Where the economy is headed, only the chicken knows for sure.
by Dan Needles ❧ illustration by Shelagh Armstrong-Hodgson
There is an old joke from the Great Depression: Two hobos are discussing the economy. One says he thinks things must be getting better because he just saw a rabbit and no one was chasing it. The other cautions him that it could just have been one of those rabbits people catch to milk and then let go again.
I had a similar feeling last week when my wife sent me off to a nearby town to buy a new rooster she had found on Facebook Marketplace.
“How much do they want?” I asked warily. During the pandemic the price of live chickens went through the roof and I exited the market. In fact, chickens suddenly got expensive even before COVID. Speculators were paying 50 bucks for a pair of Easter egg chickens at the Fur and Feather auctions. Guinea hens were even more. It was like the Dutch tulip mania in the 1600s. Sanity just flew out the window. I haven’t been able to afford a chicken for five years.

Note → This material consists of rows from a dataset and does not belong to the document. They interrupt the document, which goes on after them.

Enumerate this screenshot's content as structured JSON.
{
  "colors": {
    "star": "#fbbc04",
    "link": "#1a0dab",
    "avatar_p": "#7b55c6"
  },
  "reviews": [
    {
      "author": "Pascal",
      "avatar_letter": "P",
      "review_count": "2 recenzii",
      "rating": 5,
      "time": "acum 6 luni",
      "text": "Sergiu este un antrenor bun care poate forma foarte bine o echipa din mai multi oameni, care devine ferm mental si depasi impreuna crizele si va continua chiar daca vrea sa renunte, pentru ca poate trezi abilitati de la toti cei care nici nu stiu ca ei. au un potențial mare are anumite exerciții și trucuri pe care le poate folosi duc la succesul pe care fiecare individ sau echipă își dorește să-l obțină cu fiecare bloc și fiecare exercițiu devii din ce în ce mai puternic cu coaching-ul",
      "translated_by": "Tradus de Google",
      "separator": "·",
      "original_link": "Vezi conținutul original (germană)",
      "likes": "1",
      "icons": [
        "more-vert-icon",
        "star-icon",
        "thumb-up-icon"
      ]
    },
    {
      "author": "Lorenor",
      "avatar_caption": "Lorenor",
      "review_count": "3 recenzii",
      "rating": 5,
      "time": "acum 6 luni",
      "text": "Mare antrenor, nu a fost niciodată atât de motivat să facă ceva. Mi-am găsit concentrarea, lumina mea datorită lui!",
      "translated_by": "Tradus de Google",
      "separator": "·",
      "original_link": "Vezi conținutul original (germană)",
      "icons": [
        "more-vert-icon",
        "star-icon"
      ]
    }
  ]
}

“She wants five bucks,” my wife said.
My goodness, I thought. The old price. Something has changed. I went off with my little poultry travelling cage and drove for an hour over the Canadian Shield into cottage country. Which gave me time to think. I originally trained as an economist and we studied a host of conventional indicators to figure out which way things were going—employment figures, the Consumer Price Index, consumer durables, factory orders, and that sort of thing. Stockbrokers had their own pet theories, based on trends such as the length of women’s skirts and the width of men’s ties. But these were unscientific and no more reliable than tea leaves. Even back then I had a parallel existence far away from the chrome and glass office towers of the city, because I spent every weekend back on the farm. I noticed the signs for every major sea change in the economy were often visible first in grain and livestock markets.
Has the chicken bubble finally burst? I wondered. My friend Ron, at the loading dock of BJS Farm Supply, said he thought I was onto something. He says the backyard chicken people are still buying bags of feed for laying hens, but no one is asking for feed for meat birds anymore. That’s because by the time you feed a meat chicken and pay to have it processed, the chicken is worth $25. You can buy them cooked in Loblaws for $12.99.
“I think the bloom is off the rose for backyard chickens,” said Ron. But even in agriculture the signs can be confusing. For example, every time there’s a divorce, I get more chickens dumped on me. Sometimes I get the chicken house too. But that’s probably a symptom of another sort and not a pure macroeconomic signal. People have been dumping livestock off on me for 35 years now, through good times and bad.
I found the woman who had advertised the rooster on the main street of Orillia in front of the town hall. She was a single mother in an old minivan with two kids, and she called me “dear.” She had just dropped off her mother for a medical appointment. The rooster was a little barred rock variety that had just got his feathers and he sat quietly in her hand without trying to escape. I asked her why she was selling him so cheap.
“He’s a friendly little guy and I have too many. I just wanted him to go to a good home.”
She was clearly not a chicken speculator. I gave her 10. The retired guys on the park bench in front of the town hall smiled as I walked back to the truck with the rooster in my hands. I think they were more used to watching drug deals unfold in front of them and found the exchange charming.
So does this mean a cut in interest rates is coming? Will house prices come down? Only the chicken knows for sure, and he isn’t talking. As a species, we are not good at predicting anything. We are wrong on average 10 times out of 10. But we are brilliant at adapting to what does happen. That’s why there are eight billion of us on the planet.
In late-breaking news, my wife has just found guinea hens for four bucks. But they’re in Renfrew, which is a five-hour drive away.
Humorist and playwright Dan Needles lives on a small farm in Nottawa. His latest book is Finding Larkspur: A Return to Village Life (Douglas & McIntyre, 2023).